Пламя моей души

22
18
20
22
24
26
28
30

Она так и подумала поначалу, решив, что случайно задремала, оперевшись на перила резные. И хотела было даже на этот вопрос сама себе ответить, но за ним прозвучали и шаги тихие. Скользнула по спине тяжёлая широкая ладонь — и рядом встал Эрвар. Там, где привычно было его видеть всегда.

— Чего не спишь? — она удивилась вяло — на другое и сил уже не хватало.

— Ты не спишь, и я не сплю, — просто ответил он.

Зимава подняла на него взгляд, рассматривая суровое, грубо высеченное лицо. Белые пряди выбритых с одной стороны головы волос падали густым чубом на другую: своих шрамов он не скрывал. Показывал нарочно. Чёрное небо в небрежно брошенной по нему муке звёзд делало глаза варяга и вовсе глубоко синими, отражаясь в них. Как море северное, верно. Таким Зимава представляла его себе, хоть и не видела никогда. Она подняла руку и провела кончиками пальцев по длинному рубцу вдоль виска Эрвара. Он резким движением поймал её руку.

— Я не княжич твой, Зимава. Молодой, глупый. Со мной играть не надо, — взглянул искоса.

— Я не играю, — она вывернула запястье, высвобождаясь. — Понять хочу просто…

— Что? — варяг нахмурился.

— Почему ты служишь мне? И убивать решаешься, хоть никто мне не угрожает?

Он ничего отвечать не стал. Подтянул к себе ближе и обхватил рукой за талию. Впечатались его губы крепким поцелуем, выпили дыхание — до помутнения в без того шалой уже голове. Натянулись волосы, когда намотал их Эрвар на кулак. Потянул вниз и по шее губами прошёлся, языком между ключиц. А ладонь его с талии спустилась, смяли пальцы округлости, сильно, до боли. И отпустили.

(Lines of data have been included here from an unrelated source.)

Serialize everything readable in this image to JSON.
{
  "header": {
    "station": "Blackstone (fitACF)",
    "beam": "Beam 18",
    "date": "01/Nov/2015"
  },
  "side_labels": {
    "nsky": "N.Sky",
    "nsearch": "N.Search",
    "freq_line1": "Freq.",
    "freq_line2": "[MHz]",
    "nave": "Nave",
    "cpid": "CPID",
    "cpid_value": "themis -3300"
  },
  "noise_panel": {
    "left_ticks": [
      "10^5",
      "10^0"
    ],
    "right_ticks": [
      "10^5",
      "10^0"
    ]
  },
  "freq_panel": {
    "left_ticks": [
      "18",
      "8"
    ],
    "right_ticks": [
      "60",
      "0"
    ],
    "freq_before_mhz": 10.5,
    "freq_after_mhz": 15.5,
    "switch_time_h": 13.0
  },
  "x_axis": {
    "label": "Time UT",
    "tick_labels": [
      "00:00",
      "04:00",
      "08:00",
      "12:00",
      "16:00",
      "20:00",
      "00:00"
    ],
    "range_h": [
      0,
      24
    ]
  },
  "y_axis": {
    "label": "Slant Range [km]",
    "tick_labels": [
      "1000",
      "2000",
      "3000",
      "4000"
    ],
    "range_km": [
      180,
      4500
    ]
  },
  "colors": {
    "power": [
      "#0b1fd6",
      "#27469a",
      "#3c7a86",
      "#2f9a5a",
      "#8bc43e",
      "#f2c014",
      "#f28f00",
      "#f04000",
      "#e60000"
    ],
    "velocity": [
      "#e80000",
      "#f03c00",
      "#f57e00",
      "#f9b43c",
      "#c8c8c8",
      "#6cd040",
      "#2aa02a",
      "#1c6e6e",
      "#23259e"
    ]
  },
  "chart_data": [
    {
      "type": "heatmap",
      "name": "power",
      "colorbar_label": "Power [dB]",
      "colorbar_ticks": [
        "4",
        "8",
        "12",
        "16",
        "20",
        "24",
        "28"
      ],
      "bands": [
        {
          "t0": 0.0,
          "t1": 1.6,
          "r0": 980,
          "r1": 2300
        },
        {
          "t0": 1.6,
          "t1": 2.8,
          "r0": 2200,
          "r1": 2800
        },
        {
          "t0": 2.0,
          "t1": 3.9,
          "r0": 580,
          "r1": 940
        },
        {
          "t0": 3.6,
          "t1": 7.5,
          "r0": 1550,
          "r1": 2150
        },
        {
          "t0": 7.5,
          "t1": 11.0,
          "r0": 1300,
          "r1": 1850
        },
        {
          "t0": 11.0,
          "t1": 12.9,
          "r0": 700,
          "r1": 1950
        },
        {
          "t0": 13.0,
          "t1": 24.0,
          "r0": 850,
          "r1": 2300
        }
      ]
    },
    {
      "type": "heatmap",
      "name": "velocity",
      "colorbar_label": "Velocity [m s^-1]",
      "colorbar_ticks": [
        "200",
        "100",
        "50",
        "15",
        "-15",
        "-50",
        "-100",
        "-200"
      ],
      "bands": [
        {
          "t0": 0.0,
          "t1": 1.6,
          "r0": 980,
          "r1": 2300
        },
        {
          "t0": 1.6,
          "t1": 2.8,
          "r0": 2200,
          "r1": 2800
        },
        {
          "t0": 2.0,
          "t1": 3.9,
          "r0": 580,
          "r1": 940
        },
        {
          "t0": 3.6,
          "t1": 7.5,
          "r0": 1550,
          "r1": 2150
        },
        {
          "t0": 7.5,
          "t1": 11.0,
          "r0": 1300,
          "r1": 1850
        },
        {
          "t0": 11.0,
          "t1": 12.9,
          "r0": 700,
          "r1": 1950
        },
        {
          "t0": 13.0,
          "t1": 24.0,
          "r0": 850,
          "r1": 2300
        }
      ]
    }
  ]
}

— Не девчонка ты, Зимава, — проговорил он, касаясь губами уха. — Всё понимаешь. Убью за тебя любого, глотки вырывать стану голыми руками, если скажешь.

— И ничего взамен не попросишь? — просипела она, чувствуя мягкие поглаживания ниже спины.

А волосы-то он ещё не выпустил, так и держал, заставляя запрокинуть голову. И обдавал горячим дыханием кожу шеи.

— Просить не стану. Я брать привык. Когда нужно.

Он выпустил Зимаву из объятий, вовсе не ласковых, но волнующих, наполняющих душу смятением. А мысли — воспоминаниями о том, что случилось всего раз, как стала она невестой Бориле. Как поймал её в хоромах Велеборских уехавший с ней из отчего дома вместе с некоторыми соратниками молодой варяг. И обнимал, помнится, так же крепко, целовал неистово и уговаривал бросить всё — уехать с ним. Да она тогда уже княгиней себя считала. И о том, что тяга такая у Эрвара к ней — не знала вовсе. Растерялась, разозлилась дюже и приказала больше не касаться себя — иначе мужу будущему всё расскажет, а там и выгонит тот его взашей.

А теперь иначе всё выглядело. Единственным верным ей человеком остался варяг. И за него только и приходилось цепляться. А Чаян поплатится ещё за то, что так легкомысленно с ней поступил. За то, что быстро променял одну юбку на другую.

Эрвар просто стоял теперь рядом с ней, словно ничего только что не случилось, и казалось, что мысли все её знает наперёд. И все — поддерживает. Только как начало затягиваться молчание и прохлада ночи пробралась под одежду, варяг вздохнул:

— Иди спать, Зимава. Завтра с утра в путь.

Она тут же повернулась и пошла к себе. А там лишь голову донесла до подушки, как уснула. Да утро пришло скоро.

Загомонили кмети во дворе, заверещали, громко переговариваясь, отроки и конюшата. Загромыхало что-то — и Зимава открыла воспалённые глаза, которые тут же заслезились. Оляна уж поднялась, оказывается — а она и не услышала.

Скоро и выходить время пришло: ждали её одну. А она всё стояла в горнице своей да с повоем справиться не могла: казалось, что не так повязывает, неудобно, криво, а то и вовсе не той стороной. Подруга стояла за её плечом, не вмешиваясь, но всё равно раздражая. Но сборы всё ж были окончены — и Зимава спустилась во двор.